Influencer Spotlight: Exclusive Interview With Recipe Master Bee From Rasa Malaysia
Subscribe for the latest news and trends on top Instagrammers, YouTubers, bloggers, & Snapchatters! How Rasa Malaysia Grew From A Modest Recipe Blog To One Of The Top Cooking Resources Online
We’ve all been there—scrolling through an endless Instagram feed of mouthwatering recipe ideas. Whether through colorful images so rich you swear you could taste it or through videos so tempting you can imagine the smell of it being prepared right before you, you’ve likely saved countless recipes to recreate the edible magic that teases us across social media and digital platforms.
The chefs behind these appetizing and flavorful foods know this about us, and A-list food bloggers like Bee Yinn Low from Rasa Malaysia know how to mix those ingredients for our own ease and delicious enjoyment. Just a glance at her Instagram account will leave you salivating like one of Pavlov’s dogs. Bee ‘s Instagram Stories content will grace the homepage of Mediakix’s new website, launching this summer.
Bee Low has been a food blogger since before blogging became a popular hobby. As a best-selling cookbook author, social media influencer, and digital brand ambassador for brands like PF Chang’s and KitchenAid , Bee playfully weaves together her Malaysian heritage with her worldly cuisine interests, producing recipes that are easy enough for beginner level cooks to emulate and tasty enough for the late Anthony Bourdain’s liking.

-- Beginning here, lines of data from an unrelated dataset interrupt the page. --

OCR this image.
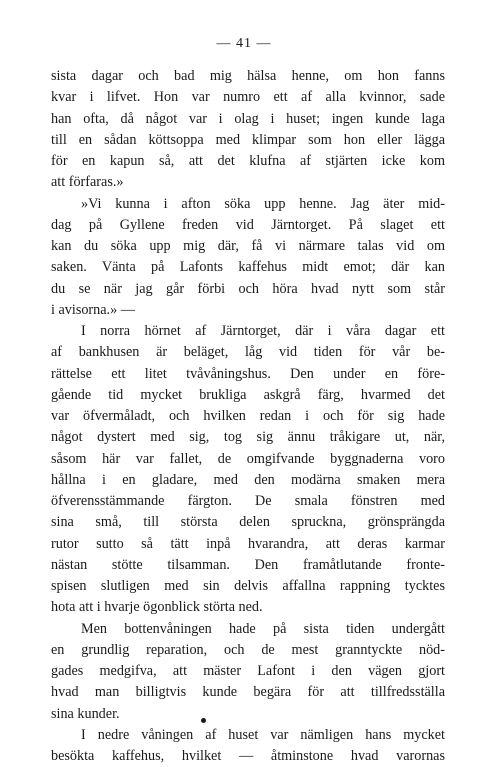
— 41 —
sista dagar och bad mig hälsa henne, om hon fanns
kvar i lifvet. Hon var numro ett af alla kvinnor, sade
han ofta, då något var i olag i huset; ingen kunde laga
till en sådan köttsoppa med klimpar som hon eller lägga
för en kapun så, att det klufna af stjärten icke kom
att förfaras.»
»Vi kunna i afton söka upp henne. Jag äter mid-
dag på Gyllene freden vid Järntorget. På slaget ett
kan du söka upp mig där, få vi närmare talas vid om
saken. Vänta på Lafonts kaffehus midt emot; där kan
du se när jag går förbi och höra hvad nytt som står
i avisorna.» —
I norra hörnet af Järntorget, där i våra dagar ett
af bankhusen är beläget, låg vid tiden för vår be-
rättelse ett litet tvåvåningshus. Den under en före-
gående tid mycket brukliga askgrå färg, hvarmed det
var öfvermåladt, och hvilken redan i och för sig hade
något dystert med sig, tog sig ännu tråkigare ut, när,
såsom här var fallet, de omgifvande byggnaderna voro
hållna i en gladare, med den modärna smaken mera
öfverensstämmande färgton. De smala fönstren med
sina små, till största delen spruckna, grönsprängda
rutor sutto så tätt inpå hvarandra, att deras karmar
nästan stötte tilsamman. Den framåtlutande fronte-
spisen slutligen med sin delvis affallna rappning tycktes
hota att i hvarje ögonblick störta ned.
Men bottenvåningen hade på sista tiden undergått
en grundlig reparation, och de mest granntyckte nöd-
gades medgifva, att mäster Lafont i den vägen gjort
hvad man billigtvis kunde begära för att tillfredsställa
sina kunder.
I nedre våningen af huset var nämligen hans mycket
besökta kaffehus, hvilket — åtminstone hvad varornas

We caught up with Bee in an exclusive interview to learn more about the journey behind her successful Rasa Malaysia recipe blog and to see what’s in store for 2019.
Can you tell us a bit about yourself/your story, how you developed an interest in cooking, and why you decided to launch a recipe-focused blog?
I am a Malaysian but a permanent resident in the US. I came to the USA for graduate school and have never left.
Growing up in Malaysia, I was exposed to amazing Chinese, Indian, Malay, and Southeast Asian cuisines. I’ve had a very sophisticated palate since I was young, having been exposed by my family to all kinds of spices and varied spectrum of Asian flavors. Also, I grew up in a huge family with amazing home cooks where food was the biggest celebration. Watching my grandmother, mother and aunts cooking in the kitchen helped develop my keen interest in cooking.
I started a personal blog in 2006 to chronicle my business travels and my family’s (Malaysian) recipes. The personal blog eventually evolved into a recipe blog and Rasa Malaysia was born.
When did you start blogging? When did it really take off?
I started blogging when I was working at MySpace as the Director of International Development. Due to the nature of my job, I was traveling extensively in Asia Pacific and Europe.
The blog started as a personal diary of my business travels, with some Malaysian recipes. The recipes were very well received, so much so that The New York Times featured my blog and interviewed me for an article. That was the moment it really took off.
Over time, my content strategy changed—from Malaysian recipes to general Asian recipes, but now I do a little bit of everything, with weeknight dinner being my main focus now.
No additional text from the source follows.